Daniel had come up with a scenario that he thought he could survive. The facilitator, as Daniel came to think of him, balked at only two points, the first a big one. Daniel wanted to join up with a dig somewhere as an amateur archeologist, but the facilitator was adamant that this was too dangerous. Daniel had been equally adamant, pointing out that there were thousands of small digs all over the world, and that many of them would take on students or others who were interested with little documentation and no background check. After leaving Daniel for several hours to "look into" what Daniel had said, the man had come back and agreed that perhaps Daniel's plan was not a bad one, especially since the people looking for him would not expect him to do something so obvious, as he put it.

The second dispute was a minor one: his name. The facilitator had suggested Michel Perrault, and Daniel had acquiesced to the surname but told the man that his given name would be Jacques. The facilitator's objected that it was too close in sound to Daniel's real surname, but Daniel stuck to it stubbornly. He knew he was being perverse, but it was his small way of hanging onto his old life. He knew that Jacques wasn't "Jack," but he knew, also, that he'd always hear the name when it was being called, would never forget to look up and answer.

So Daniel became Jacques Perrault, from Montreal, an amateur archaeologist who had never finished college but whose parents had recently died and left him enough money to spend it as he pleased. Daniel searched the databases and looked in the magazines until he found what he was needed: a small, remote dig in Brazil, where the less-than-ideal living conditions and the time constraints of having to work within the dry season kept the directors in constant need of "extra hands." It was as far away from his roots in Egypt as he could get, yet in the past decade great strides had been made in the understanding of pre-Columbian rain forest societies. Maybe, Daniel thought, the work would provide enough distraction to keep him from losing his mind.

So it was settled.

Daniel did have one last question, though, and he was embarrassed that it had taken him so long to consider it. Where was the money coming from to pay for all this? He had saved a good deal of money over the years with the SGC, but he had no idea how he could access his accounts.

Harrison, the last of his "handlers" before he was sent off on his own, told him not to worry, that it was taken care of. When Daniel persisted, Harrison had finally told him that a fund had been set up in his name some time ago, but that he couldn't tell him how or by whom.

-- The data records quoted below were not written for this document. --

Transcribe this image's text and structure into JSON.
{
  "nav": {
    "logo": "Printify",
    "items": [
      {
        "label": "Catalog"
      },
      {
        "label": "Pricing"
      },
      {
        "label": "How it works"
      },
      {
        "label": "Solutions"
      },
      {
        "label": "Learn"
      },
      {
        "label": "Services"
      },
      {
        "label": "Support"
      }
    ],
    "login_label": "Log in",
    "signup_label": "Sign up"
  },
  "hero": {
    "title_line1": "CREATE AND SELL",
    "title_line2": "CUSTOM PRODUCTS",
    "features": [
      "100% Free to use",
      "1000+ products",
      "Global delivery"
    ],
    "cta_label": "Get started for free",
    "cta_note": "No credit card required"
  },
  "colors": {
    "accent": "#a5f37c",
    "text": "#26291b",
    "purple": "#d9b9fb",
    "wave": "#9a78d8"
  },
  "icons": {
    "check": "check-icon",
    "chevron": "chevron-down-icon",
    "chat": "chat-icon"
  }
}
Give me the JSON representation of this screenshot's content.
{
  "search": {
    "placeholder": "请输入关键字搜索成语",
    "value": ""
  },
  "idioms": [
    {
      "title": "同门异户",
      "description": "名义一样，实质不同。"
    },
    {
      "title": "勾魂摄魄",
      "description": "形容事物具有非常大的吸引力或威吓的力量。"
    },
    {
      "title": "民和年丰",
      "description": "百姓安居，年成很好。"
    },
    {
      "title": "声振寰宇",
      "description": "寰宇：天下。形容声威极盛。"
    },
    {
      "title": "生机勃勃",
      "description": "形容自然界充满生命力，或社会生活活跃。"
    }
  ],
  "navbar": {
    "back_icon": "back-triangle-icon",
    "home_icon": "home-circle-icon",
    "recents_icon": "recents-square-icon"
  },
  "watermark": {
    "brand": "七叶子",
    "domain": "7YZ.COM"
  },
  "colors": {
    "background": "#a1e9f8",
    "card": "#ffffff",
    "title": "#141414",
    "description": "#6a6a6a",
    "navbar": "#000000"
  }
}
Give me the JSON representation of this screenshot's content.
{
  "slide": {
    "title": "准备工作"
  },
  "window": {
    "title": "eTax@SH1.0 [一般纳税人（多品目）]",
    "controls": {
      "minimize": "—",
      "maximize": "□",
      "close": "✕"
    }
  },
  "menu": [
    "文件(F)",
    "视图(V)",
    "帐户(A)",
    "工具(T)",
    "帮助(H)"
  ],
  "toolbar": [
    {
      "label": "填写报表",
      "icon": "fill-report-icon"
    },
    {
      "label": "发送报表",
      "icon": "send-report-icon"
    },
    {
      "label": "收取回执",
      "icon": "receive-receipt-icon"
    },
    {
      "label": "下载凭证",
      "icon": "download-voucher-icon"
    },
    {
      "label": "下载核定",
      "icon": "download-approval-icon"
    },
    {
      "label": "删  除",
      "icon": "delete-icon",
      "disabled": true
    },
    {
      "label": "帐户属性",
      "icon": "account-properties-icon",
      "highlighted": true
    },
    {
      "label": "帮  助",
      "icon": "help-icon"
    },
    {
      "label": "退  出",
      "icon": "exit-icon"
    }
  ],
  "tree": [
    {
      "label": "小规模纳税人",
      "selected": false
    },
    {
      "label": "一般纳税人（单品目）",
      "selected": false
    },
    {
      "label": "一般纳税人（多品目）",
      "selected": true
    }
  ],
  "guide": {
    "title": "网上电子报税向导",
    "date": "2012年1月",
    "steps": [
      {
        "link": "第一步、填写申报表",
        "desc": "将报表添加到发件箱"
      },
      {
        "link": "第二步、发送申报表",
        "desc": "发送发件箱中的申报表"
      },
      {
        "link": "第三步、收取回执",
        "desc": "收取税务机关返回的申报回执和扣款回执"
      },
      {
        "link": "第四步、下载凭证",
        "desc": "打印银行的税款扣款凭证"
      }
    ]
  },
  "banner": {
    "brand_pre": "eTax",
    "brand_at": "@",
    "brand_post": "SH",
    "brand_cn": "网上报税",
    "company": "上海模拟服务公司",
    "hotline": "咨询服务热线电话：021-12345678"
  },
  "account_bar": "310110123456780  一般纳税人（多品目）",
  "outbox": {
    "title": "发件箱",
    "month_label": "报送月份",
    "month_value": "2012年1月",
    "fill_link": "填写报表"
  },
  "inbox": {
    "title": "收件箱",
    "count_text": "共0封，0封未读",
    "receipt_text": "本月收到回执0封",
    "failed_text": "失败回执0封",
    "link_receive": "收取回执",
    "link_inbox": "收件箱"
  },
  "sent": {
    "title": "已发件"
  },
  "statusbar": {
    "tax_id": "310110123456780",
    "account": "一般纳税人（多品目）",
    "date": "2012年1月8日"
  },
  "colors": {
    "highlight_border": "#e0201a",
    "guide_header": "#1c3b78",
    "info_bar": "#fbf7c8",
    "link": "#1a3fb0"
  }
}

Daniel had stared at the man, open-mouthed. He didn't need to be told who had set up the fund, and now he didn't think he needed to be told how General Hammond had known this organization existed or how they knew to pick Charlie's grave.

Jack.

Jack had known it might come to this someday; he'd known. For a moment Daniel was angry that Jack had never told him, but he realized that if he had, Daniel never would have believed him, in the same way he had laughed at the untraceable cell phone and protested at keeping a gun in the house.

And Daniel's anger was replaced by an ache that he would carry with him into the Amazon and beyond.

God, he missed him. He missed his friend.

Two days after the conversation with Harrison, Daniel, his arm finally out of the sling, said goodbye to his old life and boarded a flight for Brazil.